Legislature may raid Workers’ Comp fund
By John Ledger
Associated Oregon Industries
Discussions are taking place in the capitol about how to drain millions of dollars from scores of dedicated fee accounts, paid for by Oregon business, and divert that money into the General Fund (GF). The GF is the repository for income and many other taxes and is the funding source for the majority of education and health programs.
Here’s just one example how it can cost you money: The Workers’ Compensation Premium Assessment jumped from 4.6% to 6.4% last September. This money, which you pay as your assessment to support the Workers’ Compensation Department, is held in the Workers’ Compensation Premium Assessment Operating Account. Safely, you assume. But if the Legislature raids the fund and diverts your assessment dollars into the General Fund, the Department would have to extract yet more of your money to keep the agency afloat. In essence, you have had an increase in your taxes without even knowing it.

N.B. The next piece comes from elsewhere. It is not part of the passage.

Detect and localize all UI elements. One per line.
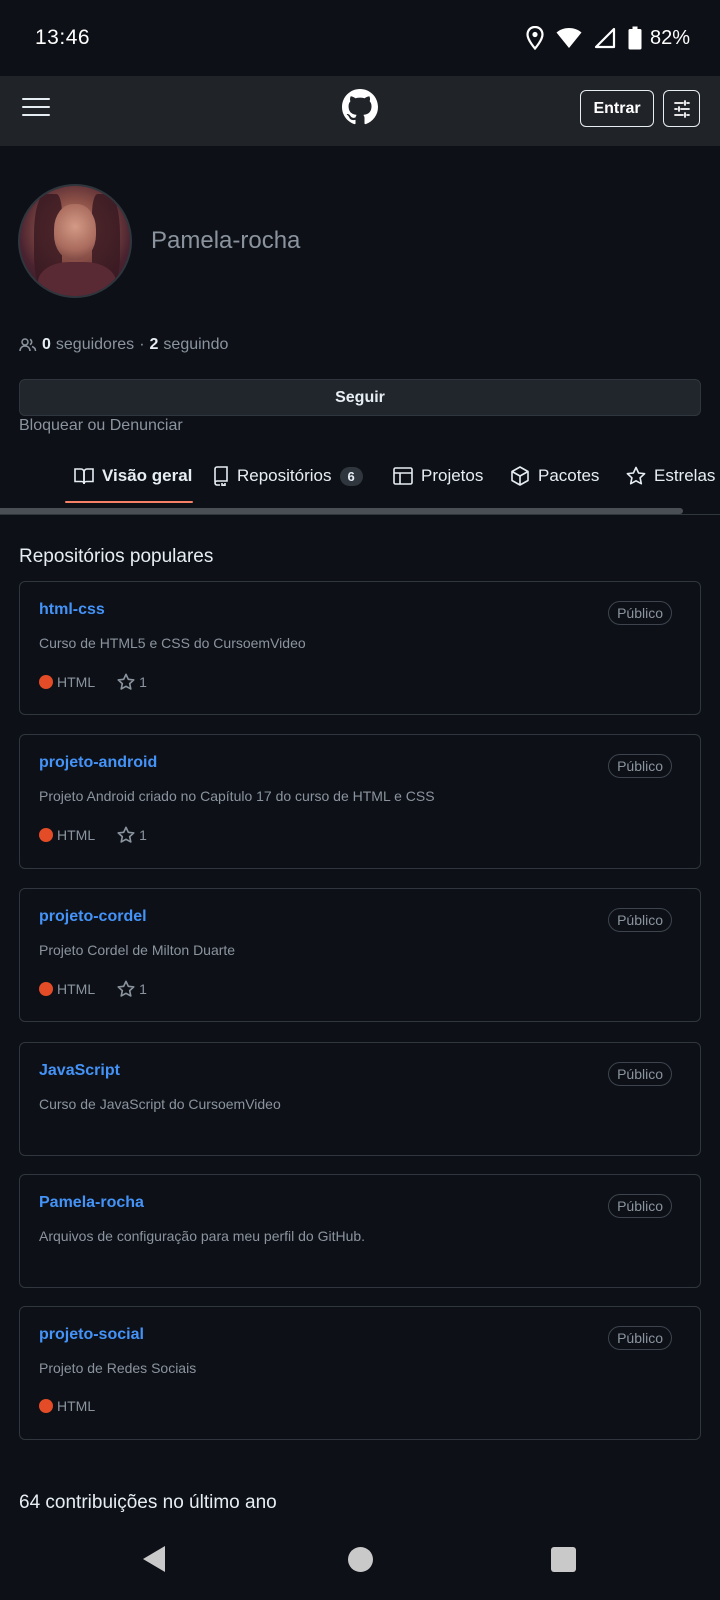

The term used for such an account drain and diversion is called “fund sweep.” Although some accounts are protected by the State Constitution or federal law, most are not, and new legislation implementing a fund sweep supersedes existing statutory limitations or guarantees. Some funds sweeps occurred last session, but the possibility of repeats and expansions is raising concerns in the business community.
The targets for 2011 fund sweeps are many and diverse; it is difficult to think of many state-business interactions that do not require a fee. These fees, each with a dedicated account, were often established or increased with the support of the payers with the clear expectation they would be used for purposes strictly specified by statute. DEQ permitting or Department of Agriculture food safety programs are just two examples.
Regardless of its consequences, the temptation to sweep may prove irresistible, despite its inherent unfairness to fee payers and agencies alike. After all, why should business pay or support increasing fees to support a program, as AOI has traditionally been able to do to improve DEQ permitting, if it turns out to be a bait and switch? At the same time it is not much of an exaggeration to say that the pressure on legislators to finance GF programs and avoid state personnel cuts will become asymptotic to infinity as the session wears on.
There is another interesting angle. To date, bills diverting fee dollars to increase GF revenue have not required a 60% vote to pass, as would normally be required for new revenue raising measures. The rational appears to be that if the Legislature decides to “reprogram” funds already collected, regardless of expectations or statuary mandates applying at the time of collection, the funds can be moved into the GF with a simple majority vote. In other words, the 60% vote requirement to increase GF revenue can be sidestepped by identifying or increasing fees and then sweeping them into the GF.
AOI is actively working with a large group of business and other associations opposing sweeps from business-financed accounts, especially in the areas of natural resources and environmental permitting agencies.